Al salir del establecimiento, la mesera le mandó un beso a Terry, pero él solo le sonrió; pues no pensaba echar a la borda su relación, por una noche de copas.

El joven estaba bastante tomado y cuando logró llegar al cuarto donde dormía su novia, descubrió que ella estaba en ropa interior, lo cual le provocó una enorme erección. Él no había tenido relaciones con ella durante la última semana, primero porque ella estaba en sus días y luego, con todo el alboroto del viaje, tampoco habían podido hacerlo.
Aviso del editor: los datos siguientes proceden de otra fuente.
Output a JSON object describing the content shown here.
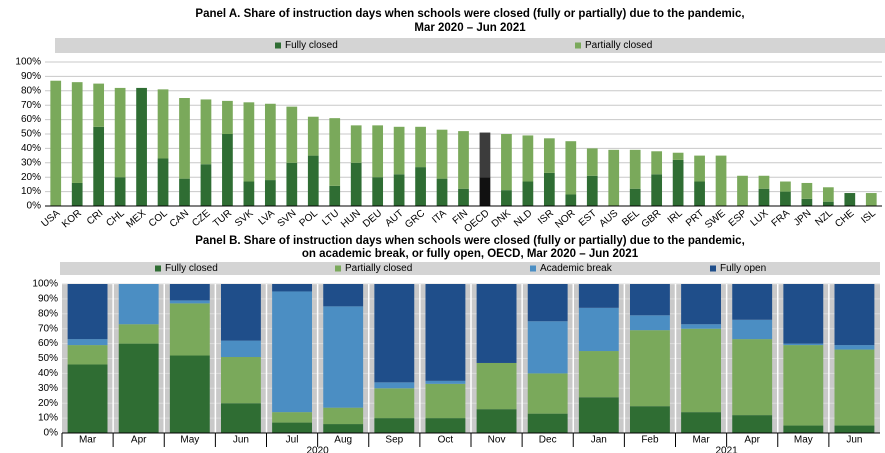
{
  "chart_data": [
    {
      "type": "bar",
      "stacked": true,
      "title": [
        "Panel A. Share of instruction days when schools were closed (fully or partially) due to the pandemic,",
        "Mar 2020 – Jun 2021"
      ],
      "categories": [
        "USA",
        "KOR",
        "CRI",
        "CHL",
        "MEX",
        "COL",
        "CAN",
        "CZE",
        "TUR",
        "SVK",
        "LVA",
        "SVN",
        "POL",
        "LTU",
        "HUN",
        "DEU",
        "AUT",
        "GRC",
        "ITA",
        "FIN",
        "OECD",
        "DNK",
        "NLD",
        "ISR",
        "NOR",
        "EST",
        "AUS",
        "BEL",
        "GBR",
        "IRL",
        "PRT",
        "SWE",
        "ESP",
        "LUX",
        "FRA",
        "JPN",
        "NZL",
        "CHE",
        "ISL"
      ],
      "series": [
        {
          "name": "Fully closed",
          "color": "#2f6d33",
          "highlight_color": "#111111",
          "values": [
            0,
            16,
            55,
            20,
            82,
            33,
            19,
            29,
            50,
            17,
            18,
            30,
            35,
            14,
            30,
            20,
            22,
            27,
            19,
            12,
            20,
            11,
            17,
            23,
            8,
            21,
            0,
            12,
            22,
            32,
            17,
            0,
            0,
            12,
            10,
            5,
            3,
            9,
            0
          ]
        },
        {
          "name": "Partially closed",
          "color": "#7aa95b",
          "highlight_color": "#3c3c3c",
          "values": [
            87,
            70,
            30,
            62,
            0,
            48,
            56,
            45,
            23,
            55,
            53,
            39,
            27,
            47,
            26,
            36,
            33,
            28,
            34,
            40,
            31,
            39,
            32,
            24,
            37,
            19,
            39,
            27,
            16,
            5,
            18,
            35,
            21,
            9,
            7,
            11,
            10,
            0,
            9
          ]
        }
      ],
      "highlight_index": 20,
      "ylim": [
        0,
        100
      ],
      "yticks": [
        {
          "value": 0,
          "label": "0%"
        },
        {
          "value": 10,
          "label": "10%"
        },
        {
          "value": 20,
          "label": "20%"
        },
        {
          "value": 30,
          "label": "30%"
        },
        {
          "value": 40,
          "label": "40%"
        },
        {
          "value": 50,
          "label": "50%"
        },
        {
          "value": 60,
          "label": "60%"
        },
        {
          "value": 70,
          "label": "70%"
        },
        {
          "value": 80,
          "label": "80%"
        },
        {
          "value": 90,
          "label": "90%"
        },
        {
          "value": 100,
          "label": "100%"
        }
      ],
      "grid": true,
      "legend": "top"
    },
    {
      "type": "bar",
      "stacked": true,
      "title": [
        "Panel B. Share of instruction days when schools were closed (fully or partially) due to the pandemic,",
        "on academic break, or fully open, OECD, Mar 2020 – Jun 2021"
      ],
      "categories": [
        "Mar",
        "Apr",
        "May",
        "Jun",
        "Jul",
        "Aug",
        "Sep",
        "Oct",
        "Nov",
        "Dec",
        "Jan",
        "Feb",
        "Mar",
        "Apr",
        "May",
        "Jun"
      ],
      "x_groups": [
        {
          "label": "2020",
          "size": 10
        },
        {
          "label": "2021",
          "size": 6
        }
      ],
      "series": [
        {
          "name": "Fully closed",
          "color": "#2f6d33",
          "values": [
            46,
            60,
            52,
            20,
            7,
            6,
            10,
            10,
            16,
            13,
            24,
            18,
            14,
            12,
            5,
            5
          ]
        },
        {
          "name": "Partially closed",
          "color": "#7aa95b",
          "values": [
            13,
            13,
            35,
            31,
            7,
            11,
            20,
            23,
            31,
            27,
            31,
            51,
            56,
            51,
            54,
            51
          ]
        },
        {
          "name": "Academic break",
          "color": "#4b8ec3",
          "values": [
            4,
            27,
            2,
            11,
            81,
            68,
            4,
            2,
            0,
            35,
            29,
            10,
            3,
            13,
            1,
            3
          ]
        },
        {
          "name": "Fully open",
          "color": "#1f4e8a",
          "values": [
            37,
            0,
            11,
            38,
            5,
            15,
            66,
            65,
            53,
            25,
            16,
            21,
            27,
            24,
            40,
            41
          ]
        }
      ],
      "ylim": [
        0,
        100
      ],
      "yticks": [
        {
          "value": 0,
          "label": "0%"
        },
        {
          "value": 10,
          "label": "10%"
        },
        {
          "value": 20,
          "label": "20%"
        },
        {
          "value": 30,
          "label": "30%"
        },
        {
          "value": 40,
          "label": "40%"
        },
        {
          "value": 50,
          "label": "50%"
        },
        {
          "value": 60,
          "label": "60%"
        },
        {
          "value": 70,
          "label": "70%"
        },
        {
          "value": 80,
          "label": "80%"
        },
        {
          "value": 90,
          "label": "90%"
        },
        {
          "value": 100,
          "label": "100%"
        }
      ],
      "grid": true,
      "legend": "top"
    }
  ]
}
Él se desvistió y se acostó junto a ella para empezar a acariciarla, pero Candy lo ignoró completamente, pues estaba muy cansada y lo que menos deseaba era tener relaciones sexuales a esa hora. Lo que ella no sabía, era que Terry no se iba a dar por vencido tan fácilmente y cuando la rubia creyó que él se había rendido, sintió unas manos traviesas que deslizaban su panty fuera de su cuerpo y algunos segundos después, sintió una lengua caliente que acariciaba frenéticamente su intimidad.

Cuando la rubia tuvo el primer orgasmo de la noche, el castaño se levantó para buscar los condones en su maleta, solo para descubrir que los había olvidado en el departamento de Nueva York. Él sabía bien que no iba a poder conseguir otros preservativos a esa hora, sobre todo porque no conocía esa ciudad; pero su calentura era tan grande como para desistir de su idea.

Luego de permanecer algunos segundos sin saber qué hacer, su alcoholizado cerebro le ordenó que regresara a la cama y que tuviera sexo salvaje con Candy sin condón. Y así lo hizo. Justo cuando él comenzó a embestirla, la cama empezó a rechinar, motivo por el cual tuvieron que acostarse en el suelo para no hacer ruido, ya que lo que menos querían, era que toda la familia se enterara de que estaban haciendo el amor desenfrenadamente.

Terry no había tenido sexo sin protección desde que Susana había quedado embarazada por segunda vez y tuvo que reconocer que la sensación de hacer el amor al natural era muy buena. Él estaba realmente excitado, pues por primera vez podía sentir como Candy se mojaba con cada uno de sus embates y cuando no pudo contenerse más, acabó dentro de ella.

Fue en ese preciso momento que ella se dio cuenta de que Terry no había usado protección y lo primero que pensó, fue que al otro día tendría que comprar unos anticonceptivos de emergencia, para no quedar embarazada.

Pero esa noche ninguno de los dos se preocupó sobre eso, al contrario ambos se fueron a dormir con una sonrisa en su boca, pensando en el sumamente placentero encuentro sexual que acababan de tener.